CNN is stressing that unlike Fox News, its first Republican presidential primary debate will be open to all the GOP candidates.
On Monday, the Wall Street Journal published a letter from CNN Washington Bureau Chief Sam Feist, who explained that the network is having one debate that will be divided into two back-to-back segments.
"CNN is not limiting the participants in our debate … rather CNN will produce a debate that is as inclusive as possible," Feist wrote. "When CNN and the Ronald Reagan Presidential Library announced our Sept. 16 debate, we stated that any Republican candidate polling at or above 1 percent in national polls would be invited to the debate. We expect between 15 and as many as 17 candidates to receive invitations."
CNN plans to reserve one segment of its debate for the candidates that haven't cracked the top 10, while the other segment immediately following would feature only those candidates who are polling in the top 10 of an average of national surveys.

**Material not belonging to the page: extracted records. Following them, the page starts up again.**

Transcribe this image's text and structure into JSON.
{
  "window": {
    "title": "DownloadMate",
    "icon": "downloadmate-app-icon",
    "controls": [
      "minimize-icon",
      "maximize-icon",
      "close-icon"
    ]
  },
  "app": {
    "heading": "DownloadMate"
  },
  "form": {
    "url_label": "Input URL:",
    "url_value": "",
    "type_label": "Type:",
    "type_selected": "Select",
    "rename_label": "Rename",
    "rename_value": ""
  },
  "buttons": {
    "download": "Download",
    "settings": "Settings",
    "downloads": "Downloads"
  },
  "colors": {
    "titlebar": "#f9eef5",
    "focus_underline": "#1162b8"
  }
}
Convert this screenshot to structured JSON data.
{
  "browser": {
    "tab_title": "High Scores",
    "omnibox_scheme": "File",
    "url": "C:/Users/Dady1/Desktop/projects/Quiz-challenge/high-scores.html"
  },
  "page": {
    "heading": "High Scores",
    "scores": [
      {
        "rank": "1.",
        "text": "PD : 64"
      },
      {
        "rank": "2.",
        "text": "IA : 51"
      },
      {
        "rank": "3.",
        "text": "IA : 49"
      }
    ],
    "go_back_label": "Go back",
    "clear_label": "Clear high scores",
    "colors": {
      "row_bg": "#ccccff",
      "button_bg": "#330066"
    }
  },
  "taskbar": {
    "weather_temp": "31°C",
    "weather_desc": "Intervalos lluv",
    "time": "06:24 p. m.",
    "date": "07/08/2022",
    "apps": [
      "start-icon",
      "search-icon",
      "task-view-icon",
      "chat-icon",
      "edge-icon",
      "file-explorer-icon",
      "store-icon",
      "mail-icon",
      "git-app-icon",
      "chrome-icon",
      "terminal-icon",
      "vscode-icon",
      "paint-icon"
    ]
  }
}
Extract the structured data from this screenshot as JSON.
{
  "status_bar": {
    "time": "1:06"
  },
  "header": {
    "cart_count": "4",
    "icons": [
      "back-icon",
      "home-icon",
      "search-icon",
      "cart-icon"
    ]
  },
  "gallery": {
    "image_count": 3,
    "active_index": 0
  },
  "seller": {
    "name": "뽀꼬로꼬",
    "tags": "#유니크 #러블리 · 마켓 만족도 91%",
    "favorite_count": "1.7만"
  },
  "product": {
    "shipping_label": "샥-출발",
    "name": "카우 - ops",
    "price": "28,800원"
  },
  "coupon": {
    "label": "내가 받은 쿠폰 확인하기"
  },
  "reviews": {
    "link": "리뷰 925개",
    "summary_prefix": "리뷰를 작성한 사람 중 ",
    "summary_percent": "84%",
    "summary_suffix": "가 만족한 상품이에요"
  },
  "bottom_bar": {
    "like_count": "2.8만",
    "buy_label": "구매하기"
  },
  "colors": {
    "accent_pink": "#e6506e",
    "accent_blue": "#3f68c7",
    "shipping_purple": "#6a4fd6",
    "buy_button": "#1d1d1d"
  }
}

The format would likely benefit the so-called "second-tier" candidates whose poll numbers could get a boost from a strong national debate performance. (CNN did not return a request for comment on whether both segments will be equal in duration.)
By contrast, Fox News is hosting a two-hour primetime debate several weeks ahead of CNN, the first of the campaign, and it will include only the candidates who poll nationally in the top 10. The other candidates will be given an hour-long "forum" to participate in four hours earlier, at 5 p.m. ET. Because of the gap between the "forum" and the debate, there will likely be a significant discrepancy in viewership.
Fox has so far released few details about the nature of its "forum" and did not return a request for comment on how it will differ from the network's debate.
In May, when Fox announced its debate plans, critics charged that it rewarded name recognition and celebrity status. Some say polls in early primary states are more important than national ones, and that this should be a factor.
Fox anchor Bret Baier, who is co-moderating the network's debate, recently suggested that a future debate hosted by Fox may use different criteria in determining which candidates make it on stage.
In an op-ed Sunday for the Wall Street Journal, Republican National Committee spokesman Sean Spicer defended the debate schedule sanctioned by the RNC as the "most inclusive setup in history."